Last year, more Hondurans arrived at the southern border than migrants from any other country except Mexico. They are fleeing high levels of violence and poverty. Analysts have called Honduras “one of the most important drug trafficking operation centers between South America and Mexico,” and its former president is accused of having been at the center of it all.

“Honduras slowly stopped being a democracy,” Montes said. “And there is a close link between Honduras’s narco-dictatorship, the governmental dysfunction and corruption, and the Honduran migrant caravans.”

One need only look at what Hernández is accused of in federal court. US prosecutors allege that he received millions of dollars from several criminal organizations, including from the Sinaloa Cartel, and that he used those illegal proceeds to “enrich himself, finance his political campaigns, and commit voter fraud,” including in the presidential elections he won in 2013 and 2017; and that he corrupted government institutions and directed them to protect and assist in drug-related criminal activities. This resulted in brutal violence committed without consequence across the country for years — and Hernández allowed it, according to the indictment.

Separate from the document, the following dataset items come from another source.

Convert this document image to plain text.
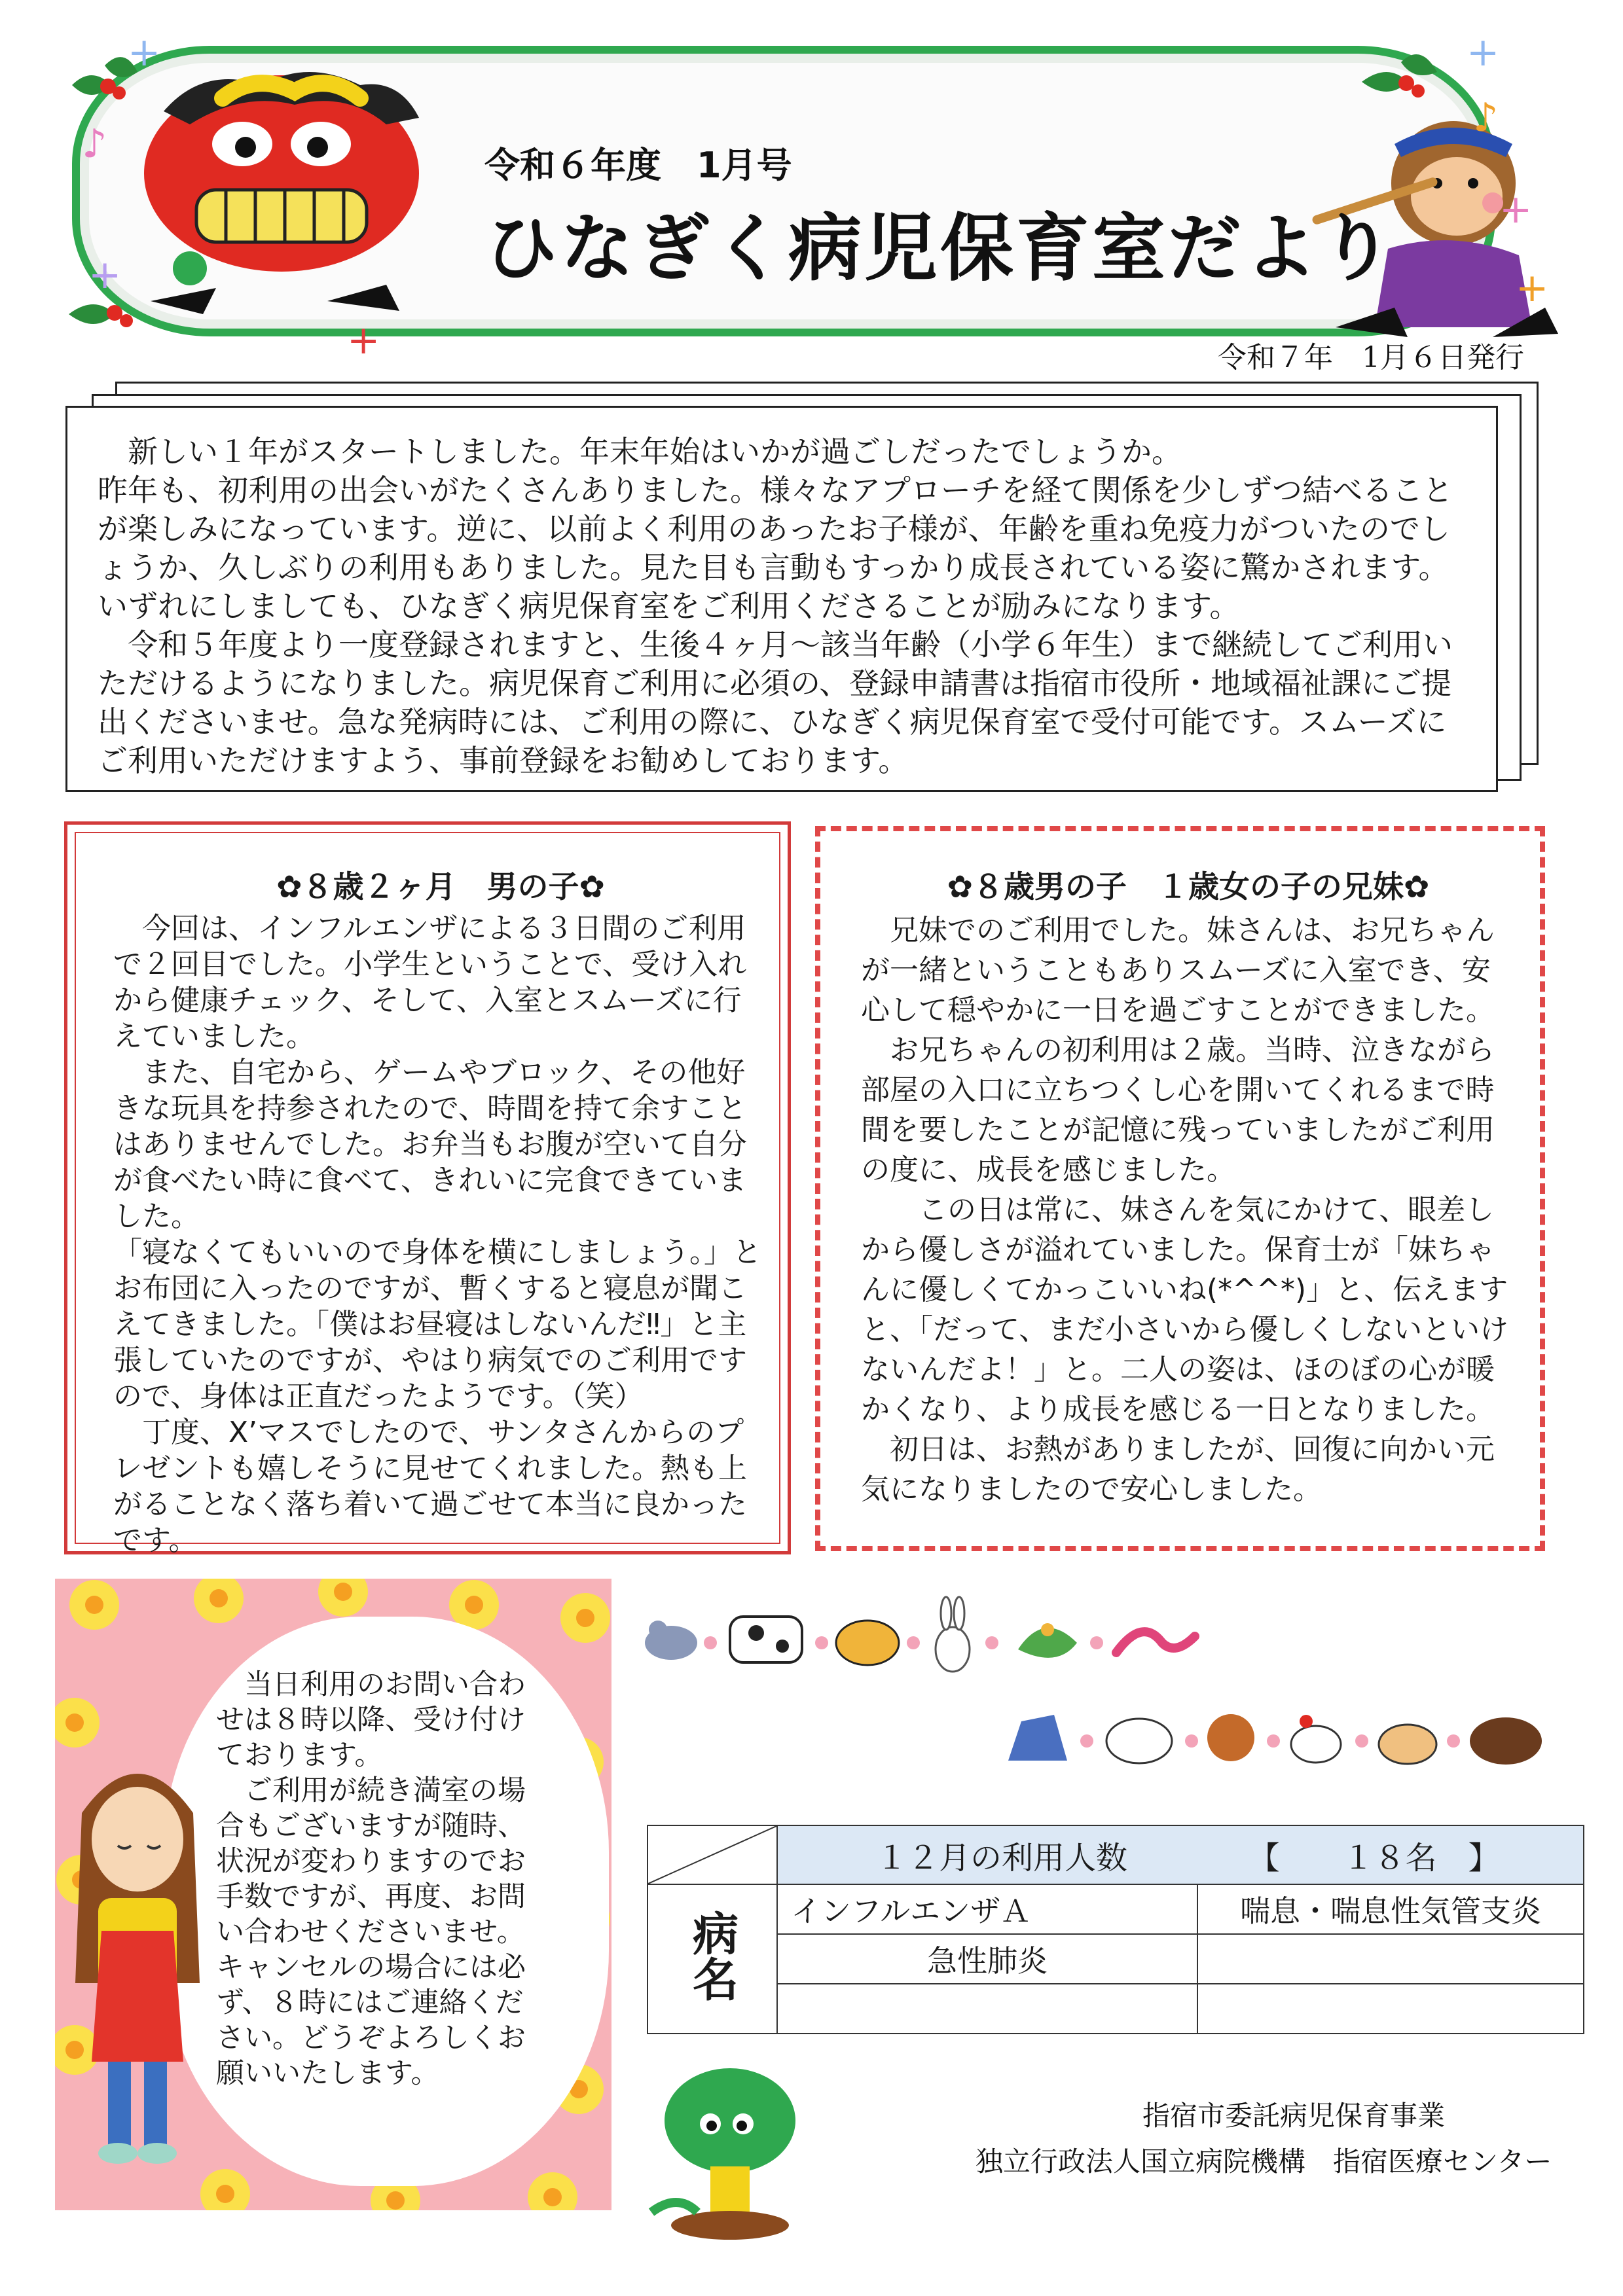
+
♪
+
+
+
♪
+
+
令和６年度　1月号
ひなぎく病児保育室だより
令和７年　1月６日発行

　新しい１年がスタートしました。年末年始はいかが過ごしだったでしょうか。

昨年も、初利用の出会いがたくさんありました。様々なアプローチを経て関係を少しずつ結べることが楽しみになっています。逆に、以前よく利用のあったお子様が、年齢を重ね免疫力がついたのでしょうか、久しぶりの利用もありました。見た目も言動もすっかり成長されている姿に驚かされます。いずれにしましても、ひなぎく病児保育室をご利用くださることが励みになります。

　令和５年度より一度登録されますと、生後４ヶ月～該当年齢（小学６年生）まで継続してご利用いただけるようになりました。病児保育ご利用に必須の、登録申請書は指宿市役所・地域福祉課にご提出くださいませ。急な発病時には、ご利用の際に、ひなぎく病児保育室で受付可能です。スムーズにご利用いただけますよう、事前登録をお勧めしております。

✿８歳２ヶ月　男の子✿

　今回は、インフルエンザによる３日間のご利用で２回目でした。小学生ということで、受け入れから健康チェック、そして、入室とスムーズに行えていました。

　また、自宅から、ゲームやブロック、その他好きな玩具を持参されたので、時間を持て余すことはありませんでした。お弁当もお腹が空いて自分が食べたい時に食べて、きれいに完食できていました。

「寝なくてもいいので身体を横にしましょう。」とお布団に入ったのですが、暫くすると寝息が聞こえてきました。「僕はお昼寝はしないんだ‼」と主張していたのですが、やはり病気でのご利用ですので、身体は正直だったようです。（笑）

　丁度、X’マスでしたので、サンタさんからのプレゼントも嬉しそうに見せてくれました。熱も上がることなく落ち着いて過ごせて本当に良かったです。

✿８歳男の子　１歳女の子の兄妹✿

　兄妹でのご利用でした。妹さんは、お兄ちゃんが一緒ということもありスムーズに入室でき、安心して穏やかに一日を過ごすことができました。

　お兄ちゃんの初利用は２歳。当時、泣きながら部屋の入口に立ちつくし心を開いてくれるまで時間を要したことが記憶に残っていましたがご利用の度に、成長を感じました。

　　この日は常に、妹さんを気にかけて、眼差しから優しさが溢れていました。保育士が「妹ちゃんに優しくてかっこいいね(*^^*)」と、伝えますと、「だって、まだ小さいから優しくしないといけないんだよ！」と。二人の姿は、ほのぼの心が暖かくなり、より成長を感じる一日となりました。

　初日は、お熱がありましたが、回復に向かい元気になりましたので安心しました。

　当日利用のお問い合わせは８時以降、受け付けております。

　ご利用が続き満室の場合もございますが随時、状況が変わりますのでお手数ですが、再度、お問い合わせくださいませ。キャンセルの場合には必ず、８時にはご連絡ください。どうぞよろしくお願いいたします。

	１２月の利用人数 【　　１８名　】	
病名	インフルエンザＡ	喘息・喘息性気管支炎
	急性肺炎	

指宿市委託病児保育事業
独立行政法人国立病院機構　指宿医療センター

Hernández, who claims innocence, will have his day in court eventually. It doesn’t bode well for him that his brother, a former congressman, has already been convicted of similar charges in a federal court and sentenced to life in prison.

But the United States is complicit too.

The long history of American interventions in the region can’t be ignored. This chapter of modern US involvement in Honduras began in 2009, when a US-backed coup ousted then-President Manuel Zelaya, a leftist who happens to be the husband of current Honduran President Xiomara Castro. It was around this time that Hernández became the leader of the national Congress.

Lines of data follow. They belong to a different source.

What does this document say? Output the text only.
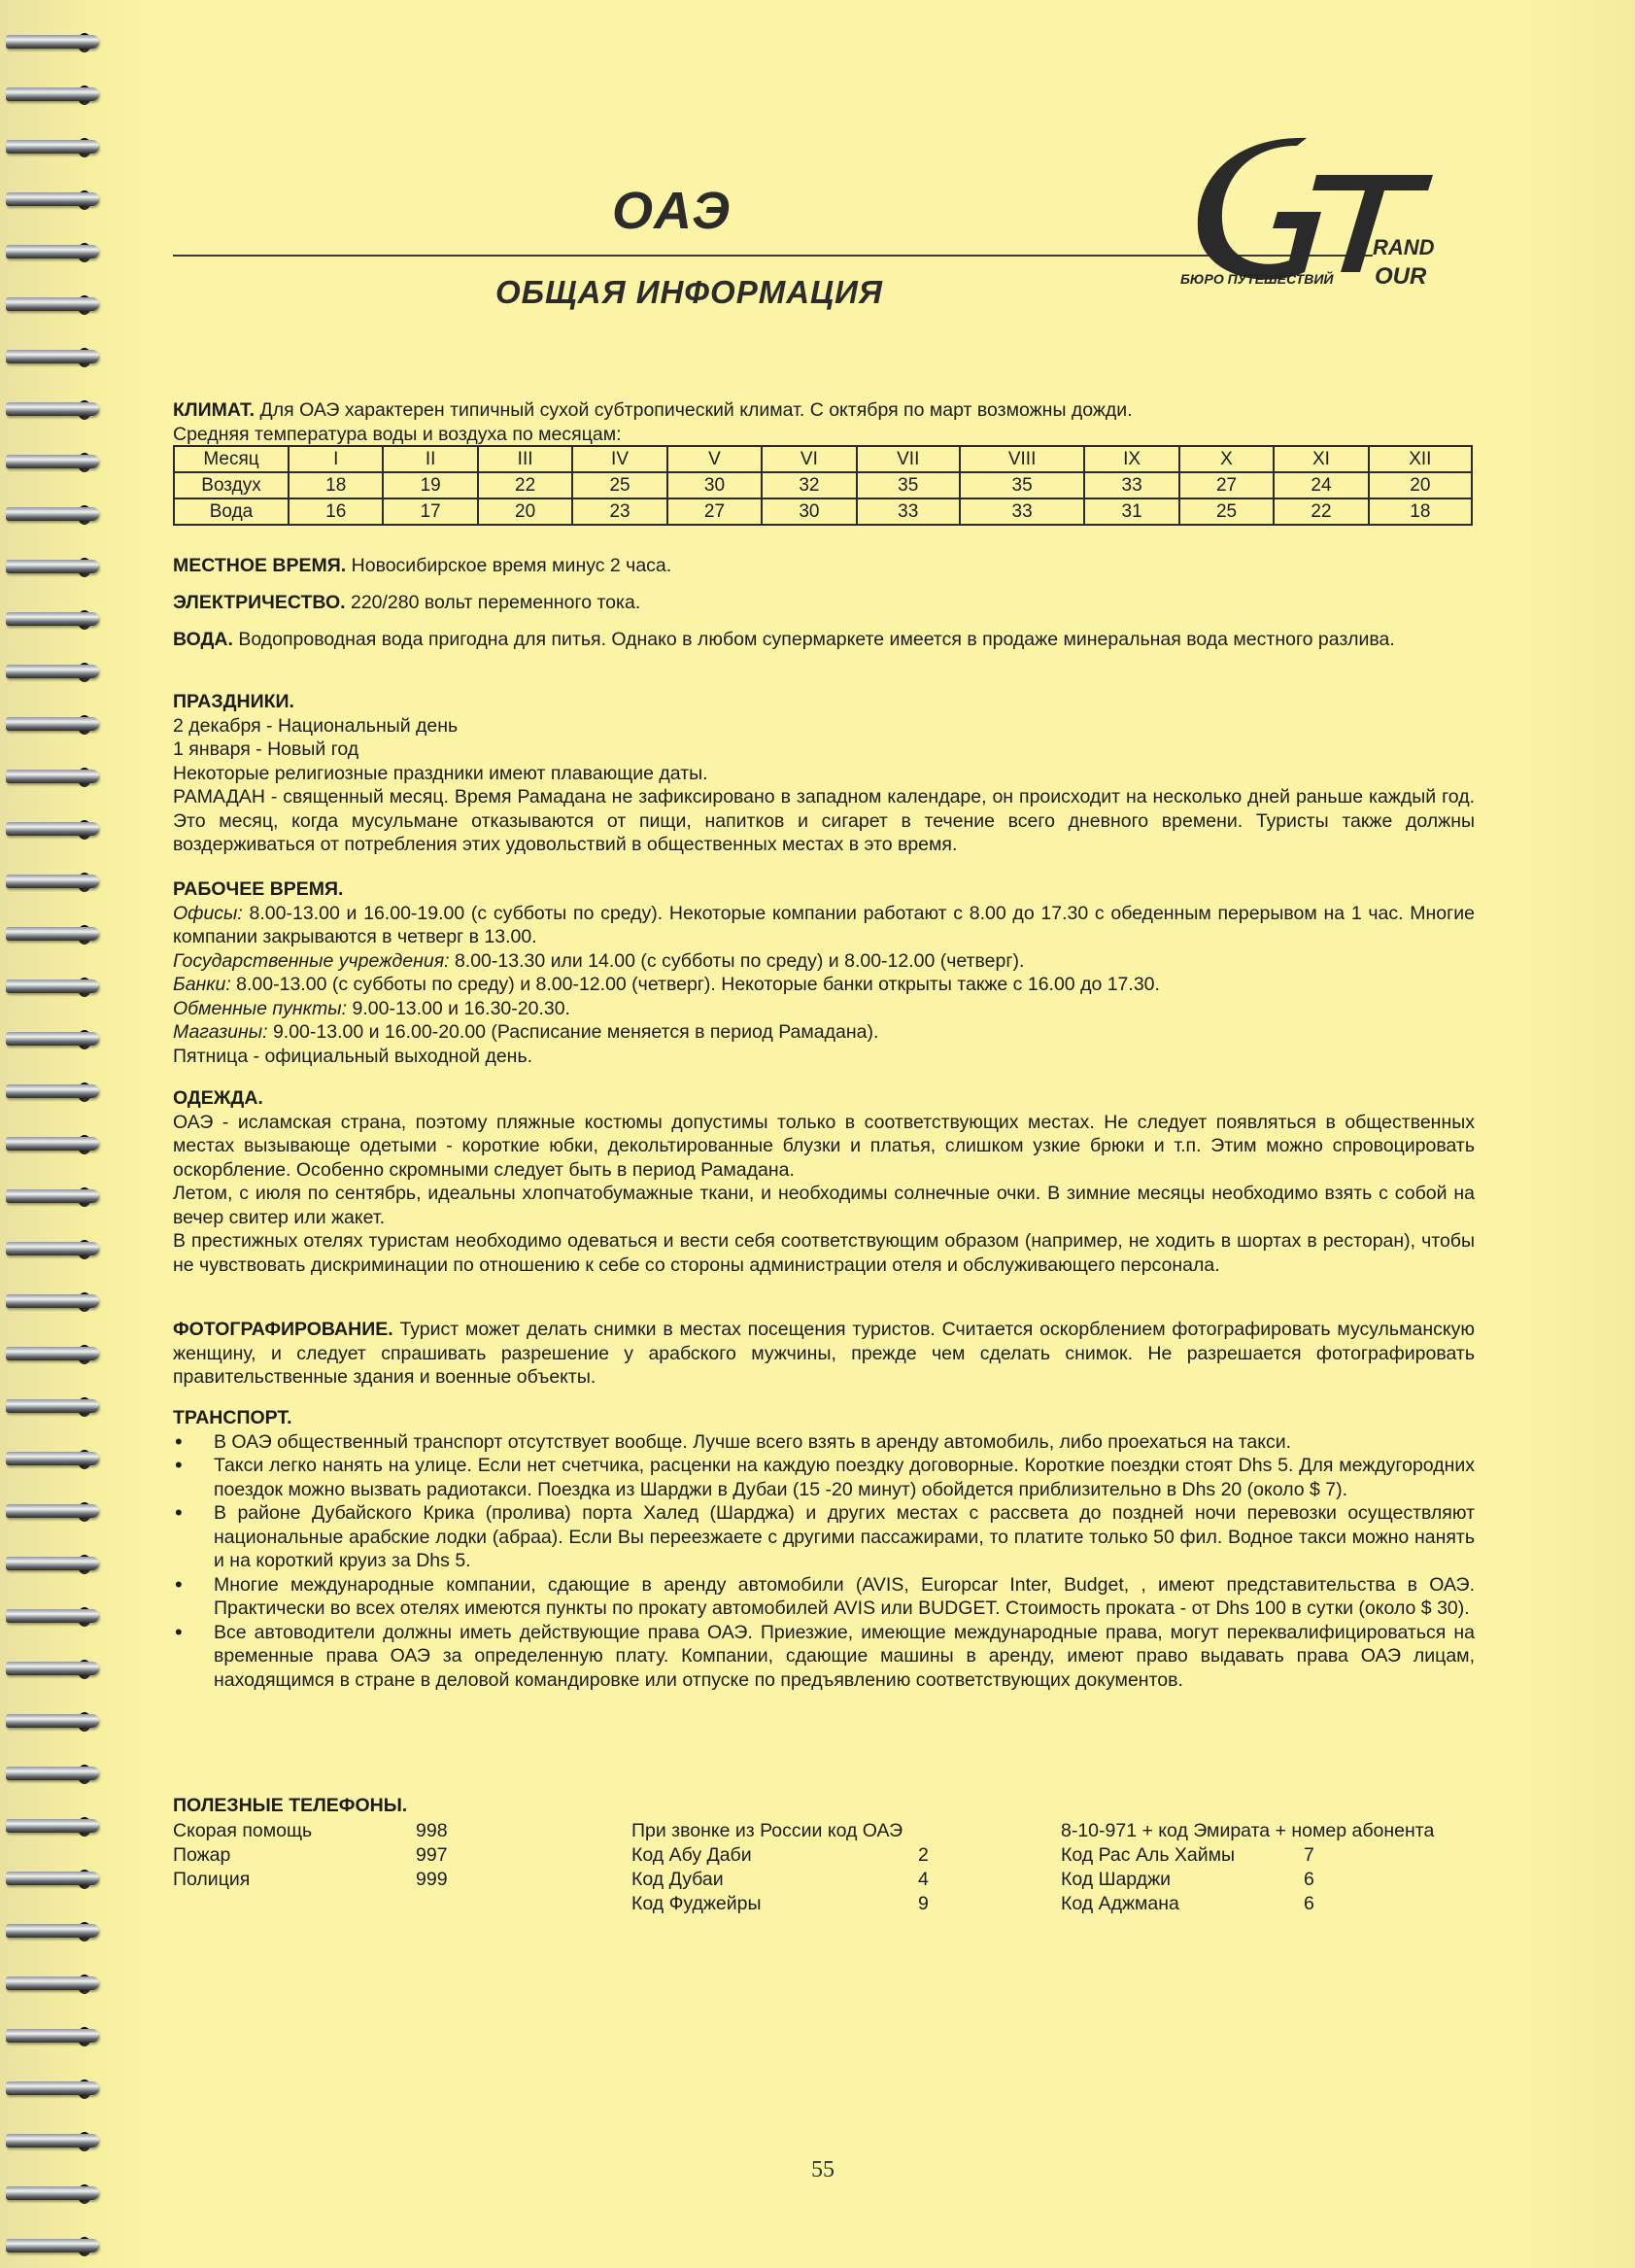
ОАЭ
ОБЩАЯ ИНФОРМАЦИЯ
RAND
OUR
БЮРО ПУТЕШЕСТВИЙ

КЛИМАТ. Для ОАЭ характерен типичный сухой субтропический климат. С октября по март возможны дожди.

Средняя температура воды и воздуха по месяцам:

Месяц	I	II	III	IV	V	VI	VII	VIII	IX	X	XI	XII
Воздух	18	19	22	25	30	32	35	35	33	27	24	20
Вода	16	17	20	23	27	30	33	33	31	25	22	18

МЕСТНОЕ ВРЕМЯ. Новосибирское время минус 2 часа.

ЭЛЕКТРИЧЕСТВО. 220/280 вольт переменного тока.

ВОДА. Водопроводная вода пригодна для питья. Однако в любом супермаркете имеется в продаже минеральная вода местного разлива.

ПРАЗДНИКИ.

2 декабря - Национальный день

1 января - Новый год

Некоторые религиозные праздники имеют плавающие даты.

РАМАДАН - священный месяц. Время Рамадана не зафиксировано в западном календаре, он происходит на несколько дней раньше каждый год. Это месяц, когда мусульмане отказываются от пищи, напитков и сигарет в течение всего дневного времени. Туристы также должны воздерживаться от потребления этих удовольствий в общественных местах в это время.

РАБОЧЕЕ ВРЕМЯ.

Офисы: 8.00-13.00 и 16.00-19.00 (с субботы по среду). Некоторые компании работают с 8.00 до 17.30 с обеденным перерывом на 1 час. Многие компании закрываются в четверг в 13.00.

Государственные учреждения: 8.00-13.30 или 14.00 (с субботы по среду) и 8.00-12.00 (четверг).

Банки: 8.00-13.00 (с субботы по среду) и 8.00-12.00 (четверг). Некоторые банки открыты также с 16.00 до 17.30.

Обменные пункты: 9.00-13.00 и 16.30-20.30.

Магазины: 9.00-13.00 и 16.00-20.00 (Расписание меняется в период Рамадана).

Пятница - официальный выходной день.

ОДЕЖДА.

ОАЭ - исламская страна, поэтому пляжные костюмы допустимы только в соответствующих местах. Не следует появляться в общественных местах вызывающе одетыми - короткие юбки, декольтированные блузки и платья, слишком узкие брюки и т.п. Этим можно спровоцировать оскорбление. Особенно скромными следует быть в период Рамадана.

Летом, с июля по сентябрь, идеальны хлопчатобумажные ткани, и необходимы солнечные очки. В зимние месяцы необходимо взять с собой на вечер свитер или жакет.

В престижных отелях туристам необходимо одеваться и вести себя соответствующим образом (например, не ходить в шортах в ресторан), чтобы не чувствовать дискриминации по отношению к себе со стороны администрации отеля и обслуживающего персонала.

ФОТОГРАФИРОВАНИЕ. Турист может делать снимки в местах посещения туристов. Считается оскорблением фотографировать мусульманскую женщину, и следует спрашивать разрешение у арабского мужчины, прежде чем сделать снимок. Не разрешается фотографировать правительственные здания и военные объекты.

ТРАНСПОРТ.

• В ОАЭ общественный транспорт отсутствует вообще. Лучше всего взять в аренду автомобиль, либо проехаться на такси.
• Такси легко нанять на улице. Если нет счетчика, расценки на каждую поездку договорные. Короткие поездки стоят Dhs 5. Для междугородних поездок можно вызвать радиотакси. Поездка из Шарджи в Дубаи (15 -20 минут) обойдется приблизительно в Dhs 20 (около $ 7).
• В районе Дубайского Крика (пролива) порта Халед (Шарджа) и других местах с рассвета до поздней ночи перевозки осуществляют национальные арабские лодки (абраа). Если Вы переезжаете с другими пассажирами, то платите только 50 фил. Водное такси можно нанять и на короткий круиз за Dhs 5.
• Многие международные компании, сдающие в аренду автомобили (AVIS, Europcar Inter, Budget, , имеют представительства в ОАЭ. Практически во всех отелях имеются пункты по прокату автомобилей AVIS или BUDGET. Стоимость проката - от Dhs 100 в сутки (около $ 30).
• Все автоводители должны иметь действующие права ОАЭ. Приезжие, имеющие международные права, могут переквалифицироваться на временные права ОАЭ за определенную плату. Компании, сдающие машины в аренду, имеют право выдавать права ОАЭ лицам, находящимся в стране в деловой командировке или отпуске по предъявлению соответствующих документов.

ПОЛЕЗНЫЕ ТЕЛЕФОНЫ.

Скорая помощь	998
Пожар	997
Полиция	999
При звонке из России код ОАЭ
Код Абу Даби	2
Код Дубаи	4
Код Фуджейры	9
8-10-971 + код Эмирата + номер абонента
Код Рас Аль Хаймы	7
Код Шарджи	6
Код Аджмана	6
55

From then on, when Hernández became president and was reelected amid serious fraud allegations (and a Facebook manipulation campaign, no less), the US government stood by and supported and legitimized him.

All of the above amounts to a profound debt the United States owes Honduras. “This is a pending assignment that US authorities now have,” said Montes, who is not arguing for more US intervention but a true collaboration to help rebuild democracy in Honduras.

She is right. The extradition of Hernández should be the beginning of a new dynamic with Castro’s administration. Both partners should work hand-in-hand to dismantle the deep corruption that Hernández allowed to fester with impunity. Otherwise, Hondurans will keep showing up at our doors desperate for help.